Holy God, many of us are feeling muddied and trampled on. Help us lift our eyes to you and remember the price you paid for the pearls of our lives. Restore to us the joy of our salvation. Amen.

Saturday, July 3

Matthew 7:1-5

Before I had my own children, I questioned the parenting decisions of others, sometimes harshly. I’d become particularly annoyed when a child threw a fit in a public place, like the local supermarket. “If those parents knew how to discipline their child,” I used to think, “they wouldn’t be making a scene.” 

Fast forward a few years and now I’m the one with a two-year-old. I’m learning what those poor parents I judged in the supermarket already understood: reasoning with a two-year-old is often a losing battle! No matter how calm I remain or how carefully I try to reason, sometimes my child just needs to release their emotions. Unfortunately, my child isn’t sympathetic to my rising anxiety as we draw unwanted attention from those now judging how I remedy the situation.

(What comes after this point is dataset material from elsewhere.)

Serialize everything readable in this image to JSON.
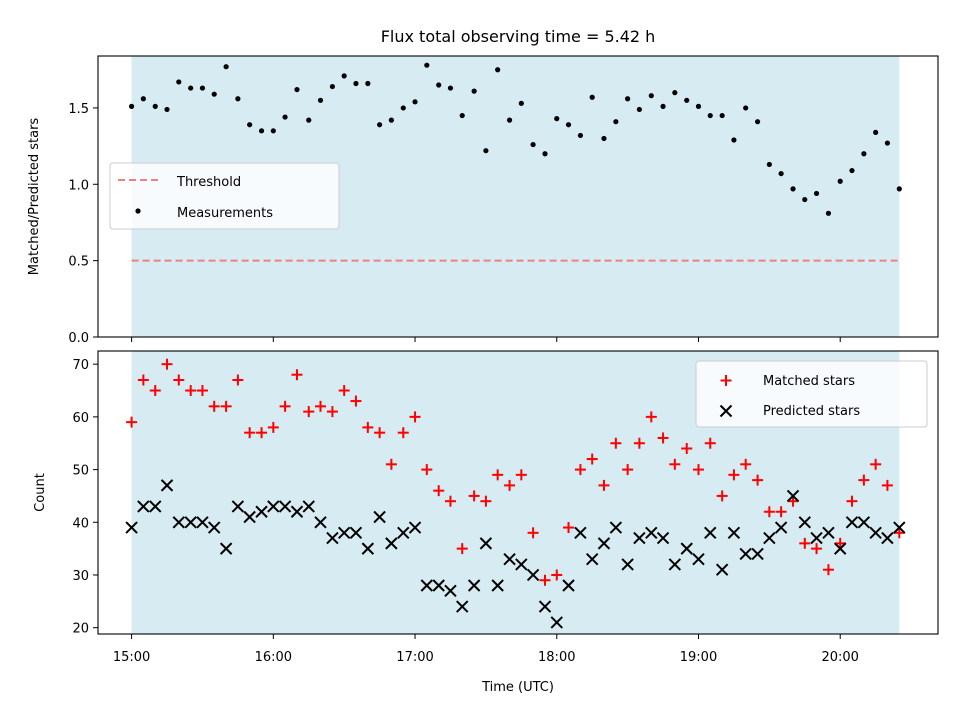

Sometimes judging someone is easier than loving them. Assuming the worst about other parents was easy before I became one. It was also easy to assume the best about myself, had I been in their shoes. Instead of judging, Jesus invites us to the hard work of self-examination.

Archibald Macleish once said, “Religion is at its best when it makes us ask hard questions of ourselves. It is at its worst when it deludes us into thinking we have all the answers for everybody else.” 

Self-examination is not easy. It forces us to look inward and face our own demons. It can be messy work. Yet, as we learn to assess our own shortcomings and address them, we also learn to be gracious with ourselves. And as we grow in grace toward ourselves, we naturally become gentler and more patient with others. What kind of world might exist if we started removing the log in our own eye first? 


What “logs” do you need to remove from your eyes? How might dealing with those things help you see others in similar situations differently?


Christ, help us to be gracious and patient with ourselves and our neighbors as we travel this journey together. Amen.